Summer hasn't yet begun and yet my reading list is full. I picked up several books to give aways throughout the summer. Watch in the coming weeks for contests and you could win.


John Elder Robison said...

I enjoyed meeting you all. And I'm glad you got something out of my book.

Best of luck to you with the sword swallower story.

Carolyn Burns Bass said...

John, you are quick on the blog trigger.
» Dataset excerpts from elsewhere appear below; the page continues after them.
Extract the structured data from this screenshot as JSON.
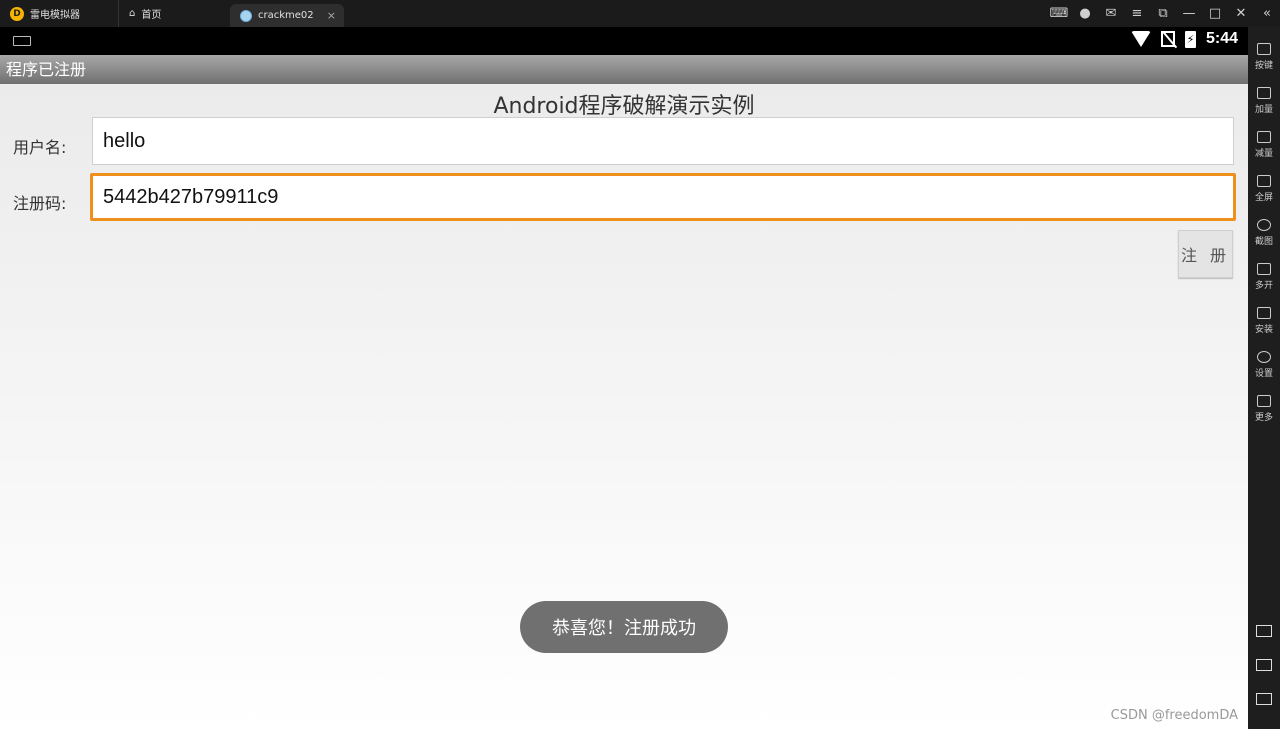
{
  "emulator": {
    "app_name": "雷电模拟器",
    "home_tab": "首页",
    "active_tab": "crackme02",
    "controls": [
      "gamepad-icon",
      "user-icon",
      "mail-icon",
      "menu-icon",
      "fit-icon",
      "minimize-icon",
      "maximize-icon",
      "close-icon",
      "collapse-icon"
    ]
  },
  "statusbar": {
    "time": "5:44"
  },
  "app": {
    "actionbar_title": "程序已注册",
    "heading": "Android程序破解演示实例",
    "username_label": "用户名:",
    "username_value": "hello",
    "code_label": "注册码:",
    "code_value": "5442b427b79911c9",
    "register_button": "注 册",
    "toast": "恭喜您！注册成功"
  },
  "sidebar": {
    "items": [
      {
        "label": "按键",
        "icon": "keyboard-icon"
      },
      {
        "label": "加量",
        "icon": "volume-up-icon"
      },
      {
        "label": "减量",
        "icon": "volume-down-icon"
      },
      {
        "label": "全屏",
        "icon": "fullscreen-icon"
      },
      {
        "label": "截图",
        "icon": "scissors-icon"
      },
      {
        "label": "多开",
        "icon": "multi-instance-icon"
      },
      {
        "label": "安装",
        "icon": "apk-icon"
      },
      {
        "label": "设置",
        "icon": "gear-icon"
      },
      {
        "label": "更多",
        "icon": "more-icon"
      }
    ]
  },
  "watermark": "CSDN @freedomDA"
}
It was a joy meeting you and I'm looking forward to reading more from you.

Kim Stagliano said...

Wasn't BEA fun! And you had Backspace too you lucky dog. Here's to seeing our own books at BEA next year.


Susan said...

God, Michael Cader is cute. I'm glad you have the feature where you can blow the pictures up bigger.

This whole post is great, and I'll check out John's book.

A.S.King said...

Man, do I wish I went to BEA...but I guess there's always next year.

Wonderful to see you at BKSP 2007, Carolyn! You are one of my favorite people in the whole world.

xoxo Stella/Amy/Stellamy

jenny gardiner said...

enjoyed the coverage of our New York adventure! thanks for the link too!

Carolyn Burns Bass said...

Susan~ Michael Cader is more than cute. He's adorable. Smart and successful too.

Stellamy~ He he. Next year BEA is in LA, so I'll be looking to host you in my town.

Jenny~ I'll be counting down the days until your book is released.

TR said...

Thank you for visiting my blog. John and I talked about you the other night. He was pleased to meet you at BEA. Your blog is great!

Carolyn Burns Bass said...

TR~ What a cool surprise to see you here. Thanks for stopping by.

TR is a close friend of John Robison and just started a terrific blog called Healing Bear. TR is a therapist specializing in the needs of "start-up" adults. Drop by his blog and say hi.